Liu Yang: The key is professional rigor.
We must determine: whether it truly belonged to Yuanmingyuan, where it was displayed, when and how it left China, where it is now, and whether supporting documents exist.
Only then can legal channels become viable.
Even the Forty Scenes, with clear ownership and looting history, still faces legal disputes due to later transactions. Most other artifacts fail at the first step: proving they are from Yuanmingyuan.
NBD: So claims must be specific to individual objects?
Liu Yang: Exactly.

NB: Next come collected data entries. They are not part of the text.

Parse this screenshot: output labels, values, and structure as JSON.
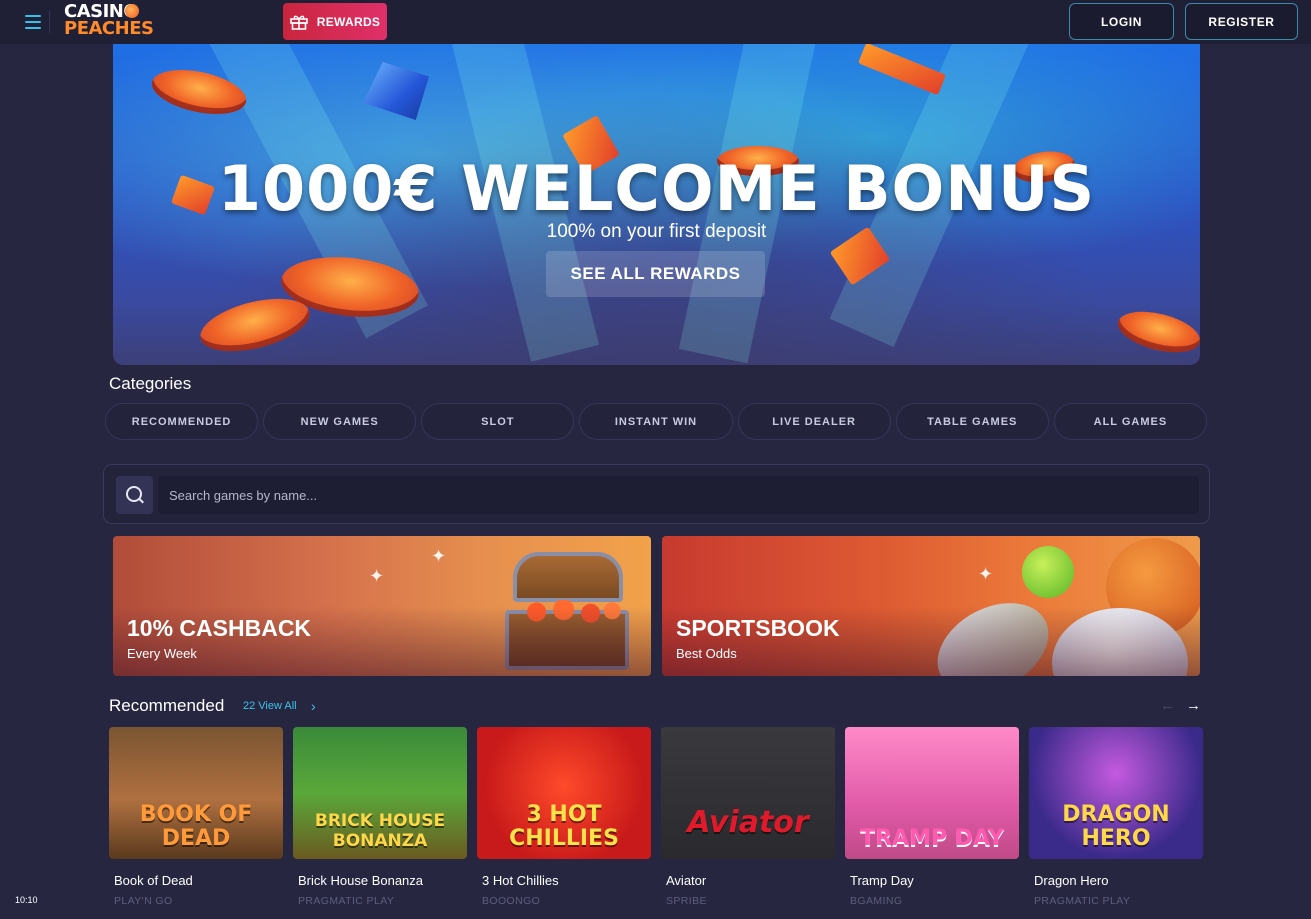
{
  "header": {
    "logo_line1": "CASINO",
    "logo_line2": "PEACHES",
    "rewards_label": "REWARDS",
    "login_label": "LOGIN",
    "register_label": "REGISTER"
  },
  "hero": {
    "title": "1000€ WELCOME BONUS",
    "subtitle": "100% on your first deposit",
    "cta_label": "SEE ALL REWARDS"
  },
  "categories": {
    "title": "Categories",
    "items": [
      "RECOMMENDED",
      "NEW GAMES",
      "SLOT",
      "INSTANT WIN",
      "LIVE DEALER",
      "TABLE GAMES",
      "ALL GAMES"
    ]
  },
  "search": {
    "placeholder": "Search games by name..."
  },
  "promos": [
    {
      "title": "10% CASHBACK",
      "subtitle": "Every Week"
    },
    {
      "title": "SPORTSBOOK",
      "subtitle": "Best Odds"
    }
  ],
  "recommended": {
    "title": "Recommended",
    "view_all": "22 View All",
    "games": [
      {
        "name": "Book of Dead",
        "provider": "PLAY'N GO",
        "art": "BOOK OF DEAD"
      },
      {
        "name": "Brick House Bonanza",
        "provider": "PRAGMATIC PLAY",
        "art": "BRICK HOUSE BONANZA"
      },
      {
        "name": "3 Hot Chillies",
        "provider": "BOOONGO",
        "art": "3 HOT CHILLIES"
      },
      {
        "name": "Aviator",
        "provider": "SPRIBE",
        "art": "Aviator"
      },
      {
        "name": "Tramp Day",
        "provider": "BGAMING",
        "art": "TRAMP DAY"
      },
      {
        "name": "Dragon Hero",
        "provider": "PRAGMATIC PLAY",
        "art": "DRAGON HERO"
      }
    ]
  },
  "system": {
    "clock": "10:10"
  },
  "colors": {
    "background": "#262640",
    "accent_cyan": "#3fc3ea",
    "rewards_red": "#c9253e"
  }
}
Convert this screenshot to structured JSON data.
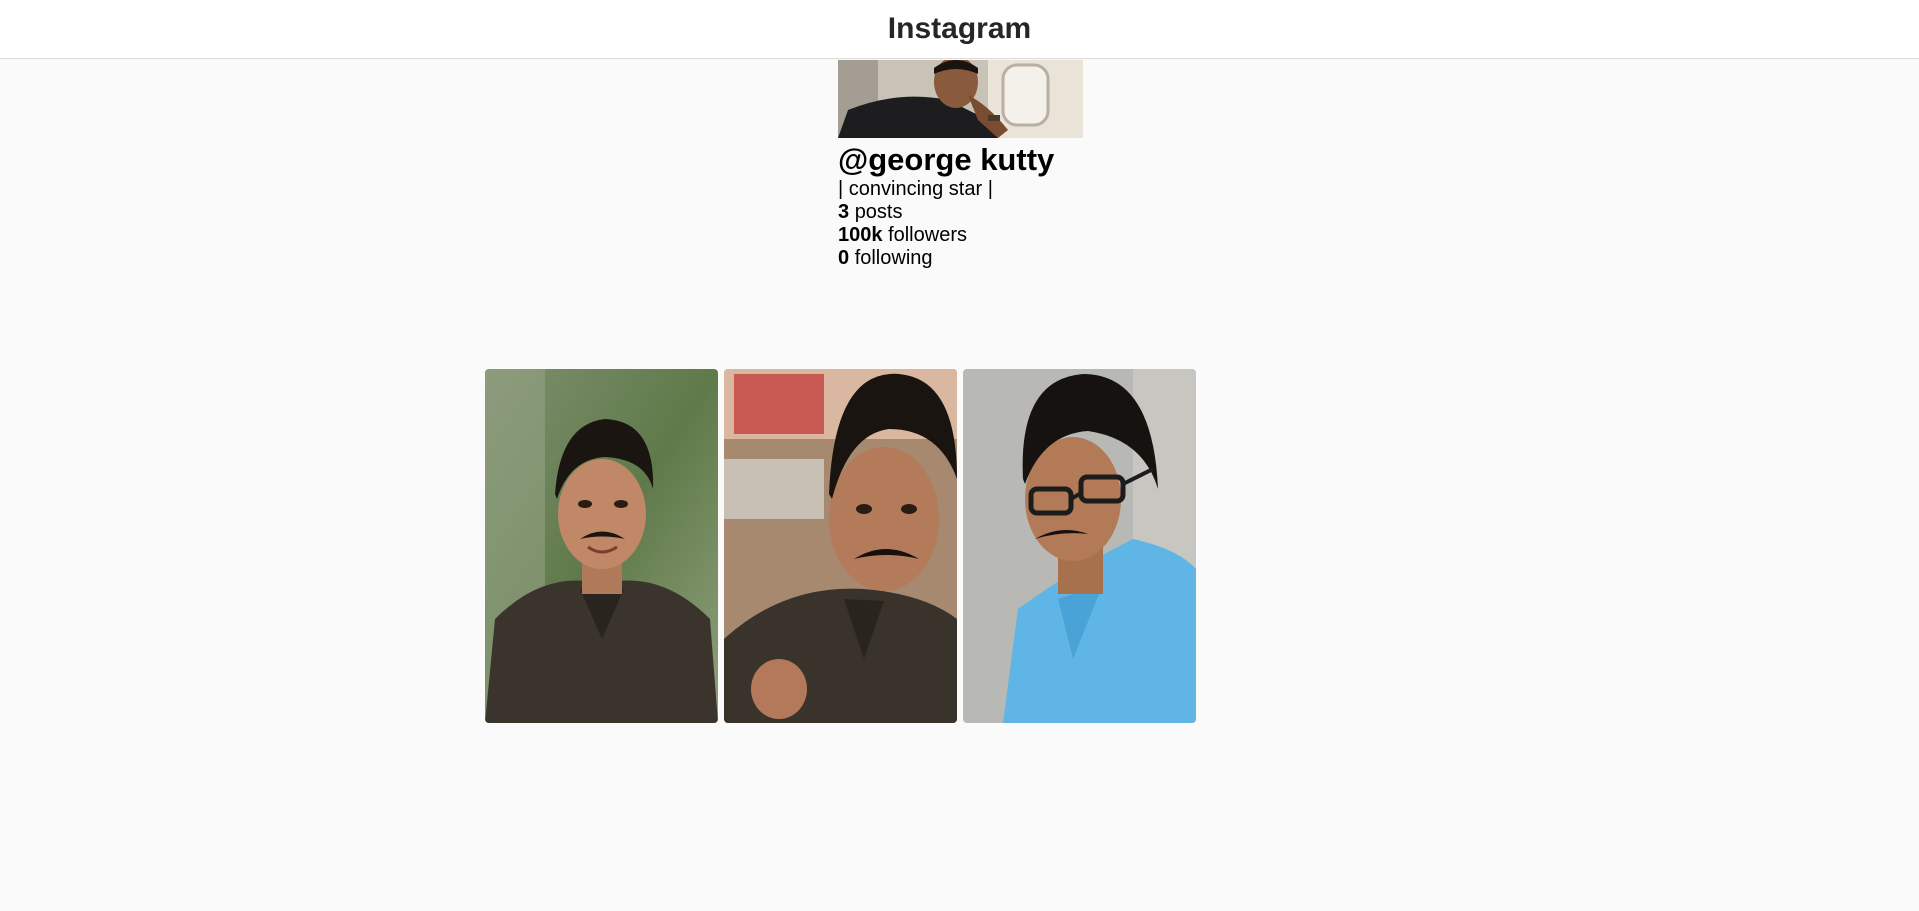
{
  "header": {
    "brand": "Instagram"
  },
  "profile": {
    "avatar_alt": "profile-photo",
    "username": "@george kutty",
    "bio": "| convincing star |",
    "stats": [
      {
        "value": "3",
        "label": "posts"
      },
      {
        "value": "100k",
        "label": "followers"
      },
      {
        "value": "0",
        "label": "following"
      }
    ]
  },
  "posts": [
    {
      "name": "post-1"
    },
    {
      "name": "post-2"
    },
    {
      "name": "post-3"
    }
  ],
  "colors": {
    "background": "#fafafa",
    "header_bg": "#ffffff",
    "border": "#dbdbdb",
    "text": "#000000"
  }
}
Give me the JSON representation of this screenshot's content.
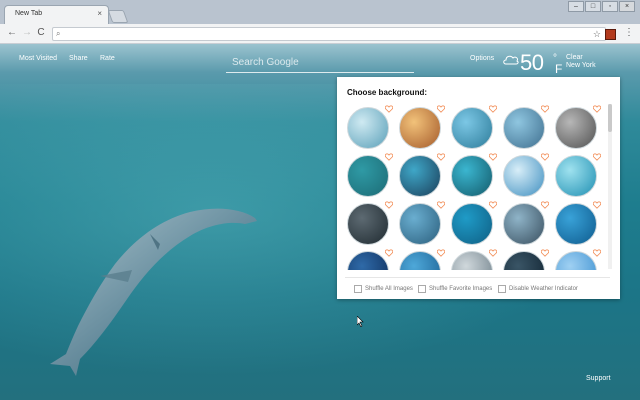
{
  "browser": {
    "tab_title": "New Tab",
    "tab_close": "×",
    "window_controls": [
      "minimize",
      "restore",
      "close"
    ]
  },
  "toolbar": {
    "back": "←",
    "forward": "→",
    "reload": "C",
    "address_value": "",
    "menu": "⋮"
  },
  "header": {
    "links": [
      "Most Visited",
      "Share",
      "Rate"
    ],
    "search_placeholder": "Search Google",
    "options": "Options"
  },
  "weather": {
    "temperature": "50",
    "degree": "°",
    "unit": "F",
    "condition": "Clear",
    "location": "New York",
    "icon": "cloud-icon"
  },
  "panel": {
    "title": "Choose background:",
    "thumbnails": [
      {
        "colors": [
          "#cfeaf2",
          "#5a9fb8"
        ]
      },
      {
        "colors": [
          "#f2c27a",
          "#a45a2a"
        ]
      },
      {
        "colors": [
          "#7cc7e5",
          "#2d7c9a"
        ]
      },
      {
        "colors": [
          "#8fc6e0",
          "#3f6f8f"
        ]
      },
      {
        "colors": [
          "#b7b7b7",
          "#505050"
        ]
      },
      {
        "colors": [
          "#2f9aa5",
          "#1c6b75"
        ]
      },
      {
        "colors": [
          "#3fa7c8",
          "#1b3f5a"
        ]
      },
      {
        "colors": [
          "#3bb6d0",
          "#135a6a"
        ]
      },
      {
        "colors": [
          "#d8eef8",
          "#3f8fc0"
        ]
      },
      {
        "colors": [
          "#9fe2ef",
          "#1f8fb2"
        ]
      },
      {
        "colors": [
          "#5d6a72",
          "#1f2a30"
        ]
      },
      {
        "colors": [
          "#6aaed0",
          "#2b5f7d"
        ]
      },
      {
        "colors": [
          "#1f9bc7",
          "#0f5f84"
        ]
      },
      {
        "colors": [
          "#8fb4c8",
          "#394f5f"
        ]
      },
      {
        "colors": [
          "#39a2d8",
          "#0e5b8e"
        ]
      },
      {
        "colors": [
          "#2f6aa8",
          "#0d2d5a"
        ]
      },
      {
        "colors": [
          "#4ea8d9",
          "#1a5f92"
        ]
      },
      {
        "colors": [
          "#d0d8dc",
          "#6d7e88"
        ]
      },
      {
        "colors": [
          "#3a5566",
          "#0f2230"
        ]
      },
      {
        "colors": [
          "#9fd0f2",
          "#3a8fd0"
        ]
      }
    ],
    "options": [
      "Shuffle All Images",
      "Shuffle Favorite Images",
      "Disable Weather Indicator"
    ]
  },
  "footer": {
    "support": "Support"
  },
  "colors": {
    "heart": "#f28c55",
    "panel_bg": "#ffffff"
  }
}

France will not accept vague claims like “this room contains Yuanmingyuan artifacts.” Each claim must identify a specific object with a complete evidence chain.
In fact, we still do not know how many Yuanmingyuan artifacts were lost or where they all are.
The real task ahead is building a comprehensive system: global collection inventories, reconstruction of original palace layouts, cross-referencing overseas records, image databases, legal research, language expertise, and sustained institutional dialogue.
Even with a legal pathway, the journey for these artifacts to truly “come home” remains long.
Note: This article is the translated version of the original Chinese manuscript. While we have strived to ensure translation accuracy, the translated text may still contain imperfections or deviations from the original content. The original document shall prevail and serve as the authoritative version at all times.